J Sagar Associates  

“The Union Budget 2022 should aim at the current financial needs of the sector which were overlooked last year. Measures such as reduction of taxes on aviation turbine fuel (ATF), immediate financial aid until the demand fully recovers and financial incentives to the Maintenance, Repair and Overhaul (MRO) industry should be the highlights. ATF ought to be brought under the GST regime (tax rate capping at 18%) to reduce the costs of Airlines. Secondly, exempt/ reduce IGST on the parts (including aircraft components) imported for aircraft MRO to boost MRO business.
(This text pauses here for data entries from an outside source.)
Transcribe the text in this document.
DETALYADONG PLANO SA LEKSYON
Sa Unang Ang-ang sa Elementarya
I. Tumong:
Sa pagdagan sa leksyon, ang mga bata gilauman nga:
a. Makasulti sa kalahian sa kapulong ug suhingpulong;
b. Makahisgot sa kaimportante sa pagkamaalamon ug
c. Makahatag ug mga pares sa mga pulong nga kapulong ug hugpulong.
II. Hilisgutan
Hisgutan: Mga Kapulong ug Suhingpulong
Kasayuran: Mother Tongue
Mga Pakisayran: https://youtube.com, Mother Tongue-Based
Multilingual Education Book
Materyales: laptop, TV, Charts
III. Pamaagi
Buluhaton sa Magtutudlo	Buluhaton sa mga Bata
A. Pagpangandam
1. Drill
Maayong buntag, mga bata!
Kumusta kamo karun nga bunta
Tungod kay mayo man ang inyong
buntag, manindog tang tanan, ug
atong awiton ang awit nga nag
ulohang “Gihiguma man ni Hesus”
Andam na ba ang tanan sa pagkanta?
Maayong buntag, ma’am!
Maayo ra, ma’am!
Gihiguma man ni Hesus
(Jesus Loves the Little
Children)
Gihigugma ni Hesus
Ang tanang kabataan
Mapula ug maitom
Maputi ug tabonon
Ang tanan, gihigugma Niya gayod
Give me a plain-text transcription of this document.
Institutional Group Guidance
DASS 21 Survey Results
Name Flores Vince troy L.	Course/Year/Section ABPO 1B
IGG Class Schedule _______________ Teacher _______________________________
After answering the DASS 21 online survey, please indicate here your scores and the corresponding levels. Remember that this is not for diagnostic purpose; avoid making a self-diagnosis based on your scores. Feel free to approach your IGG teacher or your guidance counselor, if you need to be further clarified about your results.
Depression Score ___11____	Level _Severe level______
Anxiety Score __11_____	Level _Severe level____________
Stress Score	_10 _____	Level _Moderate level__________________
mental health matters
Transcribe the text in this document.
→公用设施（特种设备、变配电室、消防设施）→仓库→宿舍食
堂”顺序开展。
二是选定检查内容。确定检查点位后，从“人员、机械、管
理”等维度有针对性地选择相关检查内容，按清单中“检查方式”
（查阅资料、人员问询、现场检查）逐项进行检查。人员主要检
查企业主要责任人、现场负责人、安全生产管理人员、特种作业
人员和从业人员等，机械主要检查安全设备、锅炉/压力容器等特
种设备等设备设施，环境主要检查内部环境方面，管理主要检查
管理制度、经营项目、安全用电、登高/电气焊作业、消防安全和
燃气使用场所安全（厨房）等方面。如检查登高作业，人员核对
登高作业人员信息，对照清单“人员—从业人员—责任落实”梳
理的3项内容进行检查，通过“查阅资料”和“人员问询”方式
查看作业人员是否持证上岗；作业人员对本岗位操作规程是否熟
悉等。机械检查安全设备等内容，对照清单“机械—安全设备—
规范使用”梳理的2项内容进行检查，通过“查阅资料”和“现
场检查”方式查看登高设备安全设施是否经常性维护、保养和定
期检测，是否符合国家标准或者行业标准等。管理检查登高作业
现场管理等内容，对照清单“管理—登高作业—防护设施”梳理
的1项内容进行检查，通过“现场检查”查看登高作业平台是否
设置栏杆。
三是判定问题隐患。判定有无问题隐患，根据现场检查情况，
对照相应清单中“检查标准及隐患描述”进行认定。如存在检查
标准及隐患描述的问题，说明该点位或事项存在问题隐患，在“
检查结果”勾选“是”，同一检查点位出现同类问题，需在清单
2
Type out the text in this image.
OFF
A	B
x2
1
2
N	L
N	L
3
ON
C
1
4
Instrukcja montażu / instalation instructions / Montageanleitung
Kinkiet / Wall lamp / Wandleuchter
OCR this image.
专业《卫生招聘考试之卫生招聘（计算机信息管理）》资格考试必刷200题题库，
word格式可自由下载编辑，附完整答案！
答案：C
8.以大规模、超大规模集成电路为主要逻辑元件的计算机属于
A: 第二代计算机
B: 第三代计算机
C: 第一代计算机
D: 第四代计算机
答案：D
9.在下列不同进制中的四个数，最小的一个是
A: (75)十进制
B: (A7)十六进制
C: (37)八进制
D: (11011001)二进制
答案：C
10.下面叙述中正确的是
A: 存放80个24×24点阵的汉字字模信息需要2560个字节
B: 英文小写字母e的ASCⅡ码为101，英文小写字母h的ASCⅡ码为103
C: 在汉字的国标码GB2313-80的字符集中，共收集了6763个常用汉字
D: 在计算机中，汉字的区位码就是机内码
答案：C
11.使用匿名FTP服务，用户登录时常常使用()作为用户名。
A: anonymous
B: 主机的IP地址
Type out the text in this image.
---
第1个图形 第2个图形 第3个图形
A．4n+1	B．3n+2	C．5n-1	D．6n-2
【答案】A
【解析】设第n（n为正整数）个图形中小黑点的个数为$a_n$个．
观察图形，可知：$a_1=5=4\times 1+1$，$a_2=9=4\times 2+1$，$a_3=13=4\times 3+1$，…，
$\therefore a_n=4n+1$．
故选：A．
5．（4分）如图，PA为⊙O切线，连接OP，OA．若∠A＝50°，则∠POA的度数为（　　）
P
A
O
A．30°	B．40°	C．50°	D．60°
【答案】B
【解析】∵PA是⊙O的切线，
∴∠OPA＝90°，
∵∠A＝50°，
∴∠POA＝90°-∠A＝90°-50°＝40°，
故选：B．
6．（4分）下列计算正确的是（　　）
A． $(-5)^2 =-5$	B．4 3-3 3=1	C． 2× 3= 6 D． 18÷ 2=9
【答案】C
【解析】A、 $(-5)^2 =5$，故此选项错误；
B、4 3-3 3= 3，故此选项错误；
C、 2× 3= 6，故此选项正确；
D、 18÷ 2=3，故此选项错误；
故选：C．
Incentivise foreign investments in MRO by abolishing the framework of royalties and lease rentals by making it cost-competitive.  Keep the focus on boosting passenger traffic and tap the potential of airports by improving regional connectivity through "Regional Connectivity Scheme/UDAN”.

Sibasish Mishra, Founder CEO, BookingJini

"The hotel business was on the recovery path thanks to domestic tourism, leisure, and events, only to be thrown back into uncertainty by the Omicron threat. It is vital to safeguard the industry during such prolonged periods of uncertainty in business prospects. We interact with hundreds of hoteliers every day, and we've discovered that the industry's main goal is to give hotel owners the status of 'Infrastructure,' since this will solve many the challenges that hotels and hospitality firms face. The step will also help the industry's operational survival and encourage investment in the sector. Access to funding, extended repayment periods for loans, and the resulting reduction in the gestation period will make hotel investments more enticing and sustainable. More hotels would lead to more jobs and growth"

Dilip Modi, Founder, Travel Union

“The travel industry has been severely impacted in the past 2 years and the outbreak of the third wave and the effects of omicron has further hampered the progress of the travel industry. The travel industry is one of the largest contributors to employment in the country. With the current sentiment, the industry needs major support from the government to overcome the challenges brought by the pandemic.

Budget 2022 should focus on lending substantial support to the travel industry. Right now, it is important to revive the industry by taking initiatives that protect small and medium businesses operating in the sector while extending a helping hand to travel agents. Providing tax relief in the TDS & GST applicable to travel agents and SMEs will go a long way in doing just that. We need to build and focus on rural travel as well since it is one of the aspects of the travel sector that needs our focus and investment. Investment in technology can play a pivotal role in bringing the next wave of innovation, employment and development in the travel industry.”